Несколько часов, пока немного не утихнет кипиш, Младший отсиживался в заброшенном дворе-колодце. Видно было, что место это люди не посещали много лет. Дом явно аварийный, опасный и облезший, как прокаженный, а окна не просто заколочены – такое бывает и в использующихся зданиях – в проемах не осталось даже рам. На земле горы слежавшегося мусора. Впрочем, и свежий мусор тоже имелся – бутылки без этикеток, какие давали на вынос в пивных. Значит, все-таки иногда забредали сюда жаждущие и страждущие.

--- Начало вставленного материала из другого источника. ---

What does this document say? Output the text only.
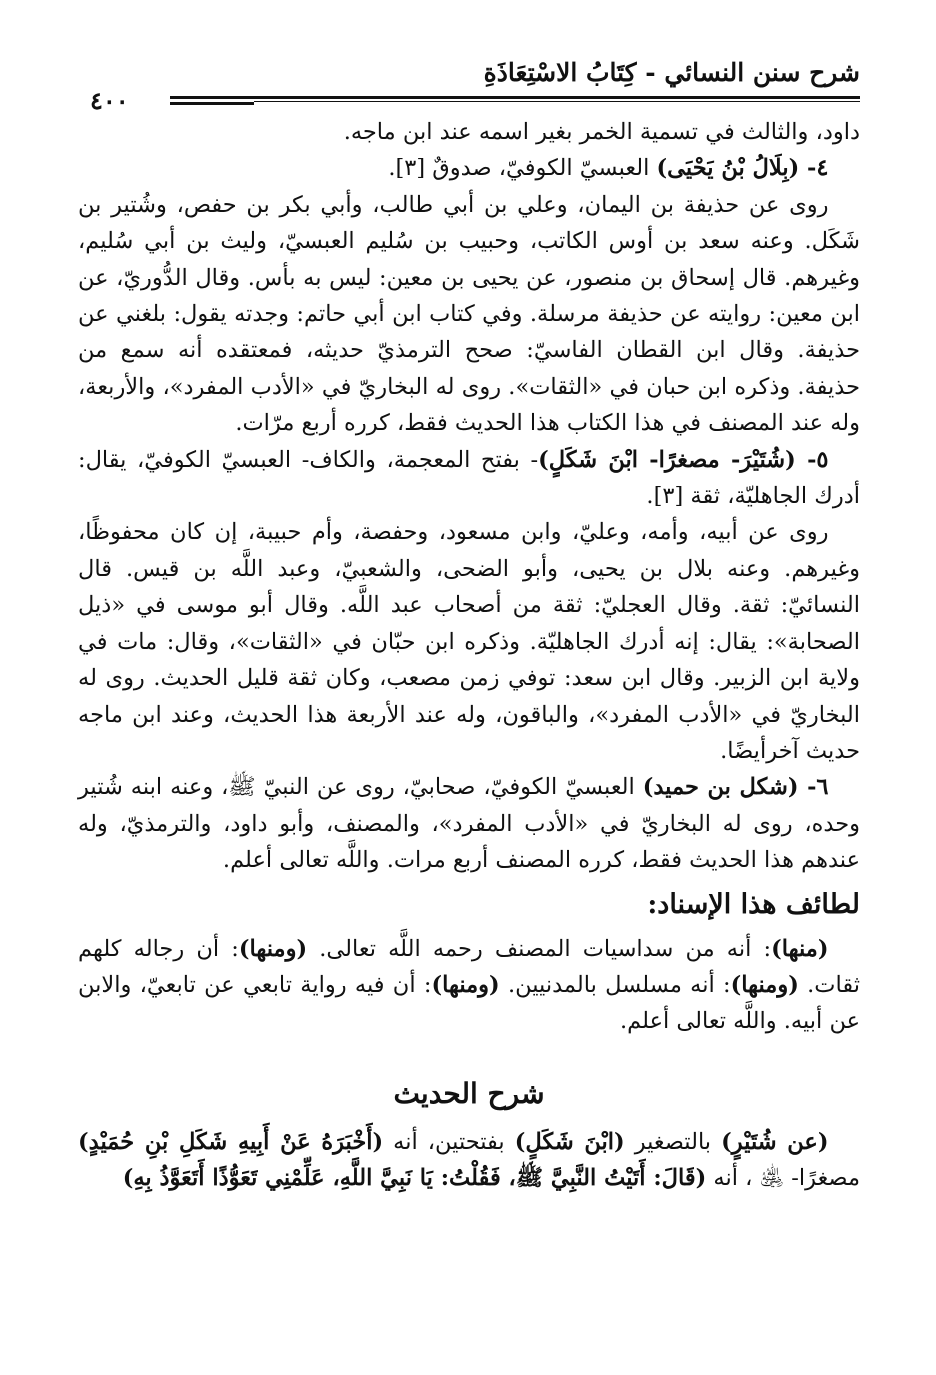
شرح سنن النسائي - كِتَابُ الاسْتِعَاذَةِ
٤٠٠

داود، والثالث في تسمية الخمر بغير اسمه عند ابن ماجه.

٤- (بِلَالُ بْنُ يَحْيَى) العبسيّ الكوفيّ، صدوقٌ [٣].

روى عن حذيفة بن اليمان، وعلي بن أبي طالب، وأبي بكر بن حفص، وشُتير بن شَكَل. وعنه سعد بن أوس الكاتب، وحبيب بن سُليم العبسيّ، وليث بن أبي سُليم، وغيرهم. قال إسحاق بن منصور، عن يحيى بن معين: ليس به بأس. وقال الدُّوريّ، عن ابن معين: روايته عن حذيفة مرسلة. وفي كتاب ابن أبي حاتم: وجدته يقول: بلغني عن حذيفة. وقال ابن القطان الفاسيّ: صحح الترمذيّ حديثه، فمعتقده أنه سمع من حذيفة. وذكره ابن حبان في «الثقات». روى له البخاريّ في «الأدب المفرد»، والأربعة، وله عند المصنف في هذا الكتاب هذا الحديث فقط، كرره أربع مرّات.

٥- (شُتَيْرَ- مصغرًا- ابْنَ شَكَلٍ)- بفتح المعجمة، والكاف- العبسيّ الكوفيّ، يقال: أدرك الجاهليّة، ثقة [٣].

روى عن أبيه، وأمه، وعليّ، وابن مسعود، وحفصة، وأم حبيبة، إن كان محفوظًا، وغيرهم. وعنه بلال بن يحيى، وأبو الضحى، والشعبيّ، وعبد اللَّه بن قيس. قال النسائيّ: ثقة. وقال العجليّ: ثقة من أصحاب عبد اللَّه. وقال أبو موسى في «ذيل الصحابة»: يقال: إنه أدرك الجاهليّة. وذكره ابن حبّان في «الثقات»، وقال: مات في ولاية ابن الزبير. وقال ابن سعد: توفي زمن مصعب، وكان ثقة قليل الحديث. روى له البخاريّ في «الأدب المفرد»، والباقون، وله عند الأربعة هذا الحديث، وعند ابن ماجه حديث آخرأيضًا.

٦- (شكل بن حميد) العبسيّ الكوفيّ، صحابيّ، روى عن النبيّ ﷺ، وعنه ابنه شُتير وحده، روى له البخاريّ في «الأدب المفرد»، والمصنف، وأبو داود، والترمذيّ، وله عندهم هذا الحديث فقط، كرره المصنف أربع مرات. واللَّه تعالى أعلم.

لطائف هذا الإسناد:

(منها): أنه من سداسيات المصنف رحمه اللَّه تعالى. (ومنها): أن رجاله كلهم ثقات. (ومنها): أنه مسلسل بالمدنيين. (ومنها): أن فيه رواية تابعي عن تابعيّ، والابن عن أبيه. واللَّه تعالى أعلم.

شرح الحديث

(عن شُتَيْرٍ) بالتصغير (ابْنَ شَكَلٍ) بفتحتين، أنه (أَخْبَرَهُ عَنْ أَبِيهِ شَكَلِ بْنِ حُمَيْدٍ) مصغرًا- ﵁ ، أنه (قَالَ: أَتَيْتُ النَّبِيَّ ﷺ، فَقُلْتُ: يَا نَبِيَّ اللَّهِ، عَلِّمْنِي تَعَوُّذًا أَتَعَوَّذُ بِهِ)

У него было три коробки патронов двенадцатого калибра. И несколько снаряженных магазинов к калашу. Но устраивать полноценную войну он не собирался.
По пути несколько раз Младшего всё же попытались остановить. Какие-то фигуры бросались к нему. Или подходили вразвалочку, будто нетрезвые.
Угольком он вымазал лицо, как делали это лазутчики дикарей. И маскарад сработал!
Никаких защитников города, которых его наряд мог бы спровоцировать, ему уже не попадалось.
Только мертвые, разутые, а часто и раздетые. Никого из убитых наемников он не мог узнать, так они были обезображены.